Doors – 2


This is the state of play Wednesday evening.

As you can see I have them mostly assembled.

Number 6 is lying on the floor behind me.

One of the cool things about this process for assembling stuff is that the various warpages in the plywood sort of cancel each other out, especially if you glue and screw them, then put a brick or something at each corner to hold it flat. That way, the glue cures holding the pieces of wood flat, or flatter than they would be.

One of the layers has the central piece unsupported (at this time). Eventually, there will be screws between it, through the fiberglass, and into the other side – but to keep things from getting hinky while I paint, I used a trick I’ve been doing forever – liberally glue and sandwich a piece of upholstery linen in the unsupported joint. It really solidifies it. When I do the cross-members (the next step) I will be doing that at each intersection; there aren’t that many. Another trick I used was, since I’m stacking everything to keep it oriented correctly, I put pieces of cello tape at the spots where glue is likeliest to leak down and join the upper layer to the bottom, prematurely.

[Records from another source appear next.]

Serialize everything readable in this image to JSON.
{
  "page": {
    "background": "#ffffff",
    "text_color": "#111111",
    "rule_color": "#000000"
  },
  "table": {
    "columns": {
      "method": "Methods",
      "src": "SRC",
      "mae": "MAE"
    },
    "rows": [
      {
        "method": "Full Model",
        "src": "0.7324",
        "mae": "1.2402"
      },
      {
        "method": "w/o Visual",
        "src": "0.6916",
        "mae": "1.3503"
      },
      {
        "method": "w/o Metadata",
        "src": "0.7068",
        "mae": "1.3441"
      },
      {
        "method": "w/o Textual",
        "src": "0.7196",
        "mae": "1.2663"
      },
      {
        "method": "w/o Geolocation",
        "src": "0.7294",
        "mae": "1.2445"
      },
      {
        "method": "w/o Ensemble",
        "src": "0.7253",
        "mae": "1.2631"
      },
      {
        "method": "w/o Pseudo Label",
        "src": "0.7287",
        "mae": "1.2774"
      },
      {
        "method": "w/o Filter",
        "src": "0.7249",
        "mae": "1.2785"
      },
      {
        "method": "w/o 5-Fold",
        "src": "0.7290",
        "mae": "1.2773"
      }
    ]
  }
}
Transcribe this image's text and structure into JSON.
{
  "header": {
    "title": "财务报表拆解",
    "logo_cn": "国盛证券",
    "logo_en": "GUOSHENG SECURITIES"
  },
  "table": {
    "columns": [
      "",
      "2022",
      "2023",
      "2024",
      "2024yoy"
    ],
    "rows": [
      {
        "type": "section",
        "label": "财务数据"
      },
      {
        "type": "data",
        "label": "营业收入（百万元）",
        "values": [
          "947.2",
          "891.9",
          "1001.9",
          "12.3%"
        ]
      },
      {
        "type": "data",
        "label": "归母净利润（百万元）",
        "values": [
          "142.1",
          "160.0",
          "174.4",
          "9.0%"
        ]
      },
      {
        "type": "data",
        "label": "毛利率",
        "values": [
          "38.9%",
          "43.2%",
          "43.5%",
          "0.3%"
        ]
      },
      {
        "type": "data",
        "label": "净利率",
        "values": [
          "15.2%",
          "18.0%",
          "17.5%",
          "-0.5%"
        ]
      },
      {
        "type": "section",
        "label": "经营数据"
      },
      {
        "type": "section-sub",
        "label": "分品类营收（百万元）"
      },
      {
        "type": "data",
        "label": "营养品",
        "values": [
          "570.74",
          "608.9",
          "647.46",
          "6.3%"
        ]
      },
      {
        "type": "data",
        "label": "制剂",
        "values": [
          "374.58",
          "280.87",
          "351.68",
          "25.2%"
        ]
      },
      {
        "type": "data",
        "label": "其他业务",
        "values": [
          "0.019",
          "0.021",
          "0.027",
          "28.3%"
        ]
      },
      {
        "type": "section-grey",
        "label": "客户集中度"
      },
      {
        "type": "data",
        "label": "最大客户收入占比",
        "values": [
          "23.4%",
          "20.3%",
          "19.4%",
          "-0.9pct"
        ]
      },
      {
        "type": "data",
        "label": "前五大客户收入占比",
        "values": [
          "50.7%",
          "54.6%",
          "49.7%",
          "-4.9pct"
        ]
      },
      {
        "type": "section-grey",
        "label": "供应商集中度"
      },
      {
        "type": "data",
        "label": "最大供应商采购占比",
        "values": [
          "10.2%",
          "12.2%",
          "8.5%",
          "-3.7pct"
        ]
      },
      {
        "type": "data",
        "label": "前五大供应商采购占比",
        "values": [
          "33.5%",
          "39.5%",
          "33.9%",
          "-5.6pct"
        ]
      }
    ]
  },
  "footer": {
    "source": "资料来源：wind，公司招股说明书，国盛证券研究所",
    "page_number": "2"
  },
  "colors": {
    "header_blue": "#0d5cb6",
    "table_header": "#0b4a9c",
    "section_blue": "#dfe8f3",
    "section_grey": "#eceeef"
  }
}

I wish I had set up a pair of stands and a piece of plywood and used that as an assembly table. I figured that the “up and down” was not going to be too bad, but I was thinking in terms of putting screws into the wood, not having to walk back and forth getting the pieces of each door before positioning them.

Another thing I regretted was using 1″ screws with a torx drive. My cordless drill handles them great, but I don’t have one of those magnetic screw holders that has a torx – just a phillips. I suppose I could have rigged one up but I figured “why not?” and just positioned all the screws between my left thumb and forefinger, as one does. My thumb and finger were not shredded by this, but it feels like it. I had a lot of threads rubbing against the meat of my thumb and it’s got a small piece worn away. Yes, I am aware of “gloves” and even have them, but picking up screws is a pain with gloves. I should have wrapped the thumb and finger with gaffer tape but I didn’t want to get up and walk across the building to where there is gaffer tape.

Anyhow: it could have been worse. Although, schedule-wise it’s F-35ish. For any project that is not $200bn and 12 years over budget, I mean. Wow, think what kind of machine shop I could build with $200bn! “Is that a solid gold bridgeport mill?” Pshaw, hahahah, that’s my spare. I usually use the platinum one.

The icing on some kind of cake was that I realized that the width of the doors is smaller than the maximum capacity of my lovely table-saw mega-sled. So when all the glue is dry I’ll trim a bit off the tops and bottoms to make them perfectly flat and straight. I’m not so worried about the sides but I could probably feed them through the saw with the rip fence. May as well spend another 20 minutes making everything look like it was crafted with love.

------ divider ------

Don’t worry: when time comes to final assemble, I’ll have a magnetic drive guide so I won’t be shredding my poor old thumb.

Comments

  1. Reginald Selkirk says

    I think gold would make a poor choice for a milling machine, it’s too soft.

  2. cvoinescu says

    For the ways, sure. But for the body, if you use enough gold, it can be as solid as you need it to be.

  3. Owlmirror says

    Ruthenium is a platinum-group element found as a minor component of platinum ore. It seems to have a low of about US$8000/Kg, but is currently costing close to US$13,000/Kg. You could blow through $200bn easy making stuff out of it.

    I note that ruthenium has several stable isotopes, but one, ⁹⁸Ru, has an abundance of only 1.87%. I have no idea why you would decide to use that one, other than snobbishness (“Please, I don’t use common ruthenium”), but that’s always an option if you want to make things out of ruthenium that are even more expensive than a typical mixed isotope source of the metal.

  4. publicola says

    Trying to move a solid-gold machine is just begging for a hernia. Try Upsidaisium. I understand it’s there for the taking in Frostbite Falls, MN. Plus, it’s light as a feather–easy to move. Just make sure you bolt it down.